Saturday, November 2, 2019

A day in November

Keeping up to date with this vlog style posts I thought I'd write another update lifestyle piece. Life has been kind of grueling lately. I haven't had quite as much time for myself, friends, or music. This has left me with a lack of self-expression. What I have been getting in time for is my intellectual pursuits, reading, although my writing has slowed down quite a bit. 

I usually write a lot of book reviews but lately, I haven't had time to do them. So instead I've been doing these vlog pieces. My life isn't very interesting but I find solace in writing about it here. I have been able to find time for a lot of reading. In fact, I've been on a reading spree for the last couple of years, very intensely. 

I just finished reading The Outsider by Colin Wilson, the 1960s view into the outsider in literature, art, music, philosophy, in modern society as well. The book gave me a lot of insight into selfhood, and my own feelings, which are definitely outsider friendly. I feel like an outsider myself in most social situations, a painted bird if you will, but that's a tale for another post. 

Work has sort of been taking over. The more you work the more you can see why the ideas of the outsider are so important. "Escape from the weight of your corporate logo," as Frank Zappa said. The money is good but will it save my soul? Of course not. That's why reading, writing, music, and friendships are so important to me. The more I work ceaselessly, the more I crave to enter into selfhood, into self-reflection, and meditation. To escape into the self.  

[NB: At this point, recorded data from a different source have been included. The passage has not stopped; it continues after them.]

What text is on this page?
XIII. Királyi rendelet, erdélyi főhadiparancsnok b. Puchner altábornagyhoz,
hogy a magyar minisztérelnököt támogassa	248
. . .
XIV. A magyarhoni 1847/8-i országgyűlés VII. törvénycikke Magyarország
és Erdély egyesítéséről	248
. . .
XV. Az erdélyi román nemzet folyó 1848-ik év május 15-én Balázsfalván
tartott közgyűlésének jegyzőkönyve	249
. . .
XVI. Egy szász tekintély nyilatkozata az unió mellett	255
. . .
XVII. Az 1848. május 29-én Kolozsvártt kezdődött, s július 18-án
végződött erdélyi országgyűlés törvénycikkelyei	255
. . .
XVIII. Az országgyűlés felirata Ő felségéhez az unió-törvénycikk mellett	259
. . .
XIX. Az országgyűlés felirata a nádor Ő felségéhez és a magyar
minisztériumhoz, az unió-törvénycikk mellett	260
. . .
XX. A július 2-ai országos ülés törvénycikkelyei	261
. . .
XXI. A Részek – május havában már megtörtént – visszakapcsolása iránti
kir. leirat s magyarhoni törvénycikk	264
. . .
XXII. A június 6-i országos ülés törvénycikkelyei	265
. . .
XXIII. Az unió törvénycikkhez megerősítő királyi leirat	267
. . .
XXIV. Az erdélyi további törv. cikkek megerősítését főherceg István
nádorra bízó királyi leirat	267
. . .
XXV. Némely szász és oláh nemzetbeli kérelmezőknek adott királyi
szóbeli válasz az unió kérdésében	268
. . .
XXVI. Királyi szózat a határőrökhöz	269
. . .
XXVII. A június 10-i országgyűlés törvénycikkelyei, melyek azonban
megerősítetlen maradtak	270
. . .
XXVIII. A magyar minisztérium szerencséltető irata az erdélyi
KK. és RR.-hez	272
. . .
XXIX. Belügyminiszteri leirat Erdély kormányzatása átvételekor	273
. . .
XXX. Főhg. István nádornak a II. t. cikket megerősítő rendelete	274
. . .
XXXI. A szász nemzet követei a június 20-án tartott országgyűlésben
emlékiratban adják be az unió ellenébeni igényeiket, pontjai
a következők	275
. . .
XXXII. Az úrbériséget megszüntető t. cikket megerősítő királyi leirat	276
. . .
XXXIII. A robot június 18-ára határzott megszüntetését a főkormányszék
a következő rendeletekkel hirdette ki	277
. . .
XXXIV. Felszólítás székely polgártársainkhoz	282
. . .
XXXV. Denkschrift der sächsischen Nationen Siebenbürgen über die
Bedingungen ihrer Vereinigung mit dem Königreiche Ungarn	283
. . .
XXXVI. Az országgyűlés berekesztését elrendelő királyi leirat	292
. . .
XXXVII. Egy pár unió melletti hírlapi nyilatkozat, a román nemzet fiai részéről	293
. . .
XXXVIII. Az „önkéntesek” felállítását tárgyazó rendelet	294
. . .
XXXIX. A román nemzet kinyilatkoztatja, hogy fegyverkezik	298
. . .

This time of year I get these sorts of flashbacks from the Midwest. From my past. Most of it isn't very pleasant but the coldness is something that I enjoy. The cold weather, not the cold feelings that occasionally arise. The cold air in the valley, the brisk, hard winds, remind me of Chicago and Wauwatosa, a simpler time. When I think about the past I don't know what to make of it. I just can't seem to forget it. Perhaps a bit of melancholia? The neverending work doesn't help. It brings it out more.

I plan on spending more time on creative endeavors to get out of this funk. More guitar playing, keyboard playing, reading, writing, music listening. Hell, I might even play video games again or something just to do something different. I finished a novel about my life not too long ago. It took me over a year to write. And I do plan on writing a second novel as well. I plan on actually having an outline and mapping out this second fiction novel, unlike how I wrote the first one, a nonfiction story about my life, a memoir. I haven't done anything with it because I wasn't quite happy with it, and am unsure if it would ever be ready for the real world, let alone my friends or peers.

"There must be some kind of way out of here, said the Joker to the Thief."